La première animation proposée par Charneux sur la page Facebook de la Maison culturelle est un atelier autour du Haïku, poème court qui trouve son origine au XVIIe siècle au Japon, qui, surtout, favorise le lien social. « Le succès est au rendez-vous, quelque 70 internautes nous rejoignent avec leurs Haïkus sur notre page Facebook. Deux auteurs rejoignent Daniel Charneux pour animer les ateliers quotidiens, Fideline Dujeu et Jérémie Tholomé. Nous sentons en effet qu’on le confinement ne se limitera pas à quelques jours. Des animations artistiques seront proposées parallèlement aux ateliers d’écriture. Le but est de créer avec ce qu’on a sous la main à la maison et de proposer ses travaux sur notre page Facebook. » 53 ateliers virtuels seront ainsi proposés entre le 17 mars et le 8 mai. 53 jours… comme le livre de Georges Pérec, « 53 Jours », roman inachevé et publié à titre posthume en 1989.

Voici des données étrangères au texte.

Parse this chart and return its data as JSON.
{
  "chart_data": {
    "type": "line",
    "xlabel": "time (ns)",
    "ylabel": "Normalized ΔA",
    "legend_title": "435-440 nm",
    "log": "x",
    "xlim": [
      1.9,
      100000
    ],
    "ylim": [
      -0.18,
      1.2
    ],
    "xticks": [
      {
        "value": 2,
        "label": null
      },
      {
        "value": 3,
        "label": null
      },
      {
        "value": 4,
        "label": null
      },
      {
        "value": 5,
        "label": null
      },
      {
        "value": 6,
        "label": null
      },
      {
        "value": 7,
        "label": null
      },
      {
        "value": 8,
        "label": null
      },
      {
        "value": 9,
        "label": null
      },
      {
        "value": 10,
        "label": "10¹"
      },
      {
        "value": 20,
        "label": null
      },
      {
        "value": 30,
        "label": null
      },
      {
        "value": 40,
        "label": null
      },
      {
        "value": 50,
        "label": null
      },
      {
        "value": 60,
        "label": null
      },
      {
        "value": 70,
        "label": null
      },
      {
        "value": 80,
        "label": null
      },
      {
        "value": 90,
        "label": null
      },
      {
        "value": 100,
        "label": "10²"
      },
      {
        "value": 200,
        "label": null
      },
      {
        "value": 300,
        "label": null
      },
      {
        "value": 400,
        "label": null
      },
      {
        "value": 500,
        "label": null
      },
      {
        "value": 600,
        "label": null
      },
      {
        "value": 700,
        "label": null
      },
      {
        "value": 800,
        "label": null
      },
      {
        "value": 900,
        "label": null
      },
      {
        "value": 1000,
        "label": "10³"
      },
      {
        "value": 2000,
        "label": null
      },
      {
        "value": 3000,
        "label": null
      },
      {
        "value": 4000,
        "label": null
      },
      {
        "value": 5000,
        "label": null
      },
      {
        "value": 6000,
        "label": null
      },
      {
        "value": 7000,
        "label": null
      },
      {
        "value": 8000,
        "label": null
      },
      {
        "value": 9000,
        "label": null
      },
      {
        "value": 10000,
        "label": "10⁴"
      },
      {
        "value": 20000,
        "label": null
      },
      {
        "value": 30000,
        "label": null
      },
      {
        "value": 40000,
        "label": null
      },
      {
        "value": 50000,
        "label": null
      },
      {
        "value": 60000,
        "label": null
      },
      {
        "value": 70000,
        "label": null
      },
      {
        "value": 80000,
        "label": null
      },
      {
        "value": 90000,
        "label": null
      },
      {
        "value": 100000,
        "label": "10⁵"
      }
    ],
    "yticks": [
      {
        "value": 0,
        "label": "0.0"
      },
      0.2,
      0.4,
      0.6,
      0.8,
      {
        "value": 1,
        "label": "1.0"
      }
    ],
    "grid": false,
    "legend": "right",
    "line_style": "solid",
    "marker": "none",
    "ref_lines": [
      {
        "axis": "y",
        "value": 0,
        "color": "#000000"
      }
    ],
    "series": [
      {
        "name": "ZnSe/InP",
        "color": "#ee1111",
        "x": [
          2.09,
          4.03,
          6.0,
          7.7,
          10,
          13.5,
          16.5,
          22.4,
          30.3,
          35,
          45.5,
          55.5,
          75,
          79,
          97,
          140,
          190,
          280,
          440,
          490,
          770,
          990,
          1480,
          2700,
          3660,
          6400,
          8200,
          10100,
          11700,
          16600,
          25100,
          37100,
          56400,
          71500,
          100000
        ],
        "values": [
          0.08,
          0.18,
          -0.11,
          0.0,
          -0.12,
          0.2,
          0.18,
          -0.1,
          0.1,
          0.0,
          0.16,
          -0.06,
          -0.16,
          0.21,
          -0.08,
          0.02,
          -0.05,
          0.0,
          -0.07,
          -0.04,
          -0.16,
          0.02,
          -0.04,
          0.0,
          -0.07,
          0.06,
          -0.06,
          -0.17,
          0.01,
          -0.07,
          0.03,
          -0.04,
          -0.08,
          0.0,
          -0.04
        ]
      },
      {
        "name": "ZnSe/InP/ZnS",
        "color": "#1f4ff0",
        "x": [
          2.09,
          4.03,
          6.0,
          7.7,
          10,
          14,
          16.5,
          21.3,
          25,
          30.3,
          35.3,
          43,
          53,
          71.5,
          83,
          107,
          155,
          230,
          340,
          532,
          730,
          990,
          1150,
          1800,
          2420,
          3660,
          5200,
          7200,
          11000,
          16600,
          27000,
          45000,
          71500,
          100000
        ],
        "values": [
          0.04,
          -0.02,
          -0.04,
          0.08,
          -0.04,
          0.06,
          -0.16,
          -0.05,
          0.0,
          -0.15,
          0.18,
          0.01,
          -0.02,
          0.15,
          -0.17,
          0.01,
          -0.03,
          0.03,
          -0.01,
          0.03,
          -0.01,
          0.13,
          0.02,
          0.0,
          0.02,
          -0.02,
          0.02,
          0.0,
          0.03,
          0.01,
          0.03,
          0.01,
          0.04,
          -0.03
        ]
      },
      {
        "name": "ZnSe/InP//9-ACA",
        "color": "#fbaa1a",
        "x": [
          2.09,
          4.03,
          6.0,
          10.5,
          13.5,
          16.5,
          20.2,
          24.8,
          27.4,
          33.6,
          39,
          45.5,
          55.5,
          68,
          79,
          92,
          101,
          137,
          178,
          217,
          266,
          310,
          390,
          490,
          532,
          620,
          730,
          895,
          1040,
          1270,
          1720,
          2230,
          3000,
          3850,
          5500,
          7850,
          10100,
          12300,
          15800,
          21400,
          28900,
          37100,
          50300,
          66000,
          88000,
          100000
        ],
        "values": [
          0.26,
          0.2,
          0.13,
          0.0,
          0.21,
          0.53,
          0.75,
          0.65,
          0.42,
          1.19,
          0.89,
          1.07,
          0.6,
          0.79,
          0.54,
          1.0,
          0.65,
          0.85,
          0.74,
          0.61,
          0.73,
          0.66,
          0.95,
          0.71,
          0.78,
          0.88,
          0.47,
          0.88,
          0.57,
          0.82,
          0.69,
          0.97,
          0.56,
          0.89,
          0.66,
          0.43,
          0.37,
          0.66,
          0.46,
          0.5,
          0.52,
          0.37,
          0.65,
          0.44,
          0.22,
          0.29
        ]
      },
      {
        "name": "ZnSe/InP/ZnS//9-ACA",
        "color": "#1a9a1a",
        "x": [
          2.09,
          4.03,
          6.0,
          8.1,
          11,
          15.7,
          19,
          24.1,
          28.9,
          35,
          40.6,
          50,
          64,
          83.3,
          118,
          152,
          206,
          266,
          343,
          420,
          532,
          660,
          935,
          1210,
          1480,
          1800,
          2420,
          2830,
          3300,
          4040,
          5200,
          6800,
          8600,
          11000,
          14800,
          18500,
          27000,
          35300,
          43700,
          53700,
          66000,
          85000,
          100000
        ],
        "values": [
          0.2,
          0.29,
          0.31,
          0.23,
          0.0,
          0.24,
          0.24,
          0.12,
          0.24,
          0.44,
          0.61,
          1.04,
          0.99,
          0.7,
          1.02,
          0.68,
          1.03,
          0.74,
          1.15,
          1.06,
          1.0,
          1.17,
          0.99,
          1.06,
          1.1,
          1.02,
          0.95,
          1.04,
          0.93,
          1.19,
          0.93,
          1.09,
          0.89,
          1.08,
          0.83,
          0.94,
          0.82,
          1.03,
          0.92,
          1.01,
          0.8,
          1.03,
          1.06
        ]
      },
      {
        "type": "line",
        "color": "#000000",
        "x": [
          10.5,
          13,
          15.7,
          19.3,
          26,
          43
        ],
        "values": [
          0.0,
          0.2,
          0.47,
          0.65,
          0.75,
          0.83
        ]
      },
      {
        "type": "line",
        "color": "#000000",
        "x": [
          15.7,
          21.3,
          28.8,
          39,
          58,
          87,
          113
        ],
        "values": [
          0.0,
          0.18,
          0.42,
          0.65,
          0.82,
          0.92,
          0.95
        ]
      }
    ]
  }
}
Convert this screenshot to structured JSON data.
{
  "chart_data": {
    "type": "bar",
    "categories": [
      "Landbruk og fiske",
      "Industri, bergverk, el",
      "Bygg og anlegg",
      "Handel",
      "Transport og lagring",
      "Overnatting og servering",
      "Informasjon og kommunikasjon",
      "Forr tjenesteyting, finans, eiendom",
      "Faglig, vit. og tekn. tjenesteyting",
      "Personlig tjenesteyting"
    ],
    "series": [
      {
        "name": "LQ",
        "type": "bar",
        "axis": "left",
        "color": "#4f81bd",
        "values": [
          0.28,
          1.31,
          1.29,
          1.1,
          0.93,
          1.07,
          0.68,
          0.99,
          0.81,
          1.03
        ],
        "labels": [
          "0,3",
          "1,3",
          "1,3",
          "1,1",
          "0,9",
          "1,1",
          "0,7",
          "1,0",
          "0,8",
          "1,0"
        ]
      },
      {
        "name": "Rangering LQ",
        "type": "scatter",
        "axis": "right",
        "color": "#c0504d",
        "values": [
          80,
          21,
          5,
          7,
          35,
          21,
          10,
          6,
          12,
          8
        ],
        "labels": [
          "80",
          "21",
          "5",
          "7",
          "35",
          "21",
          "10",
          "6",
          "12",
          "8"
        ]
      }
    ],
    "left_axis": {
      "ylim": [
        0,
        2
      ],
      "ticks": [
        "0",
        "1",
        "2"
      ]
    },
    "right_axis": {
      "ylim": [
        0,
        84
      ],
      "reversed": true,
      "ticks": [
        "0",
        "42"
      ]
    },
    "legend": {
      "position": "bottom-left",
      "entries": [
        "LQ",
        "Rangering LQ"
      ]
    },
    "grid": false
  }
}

Les thèmes d’atelier se sont succédé sur la page de la Maison culturelle… « Je me souviens… », « Le Dico du Covid », « Et après… ? », « Faites parler la photo », « En mode vintage », « Flou artistique, « Le monde d’après, « Portrait du quotidien » … Écrivains, écrivants, créateurs et créatrices d’un jour et de toujours ont pris la plume, le style, le crayon, le papier, les couleurs, les objets, le clavier, pour se lâcher, se libérer, sortir de morosité, penser au lendemain, enfiler les mots comme des perles sur le fil de l’instant. La production a été riche, étonnante, colorée, plurielle, confinée, certes, mais pleine d’espoir et de perspectives. « Un proche de la Maison culturelle m’a contactée au terme des 53 ateliers pour me proposer d’éditer un recueil reprenant une sélection des productions reçues. Ça a donné ce livre édité aux Éditions Pyramides noires « Cinquante-trois demains. Image et messages aux confins du confinement. »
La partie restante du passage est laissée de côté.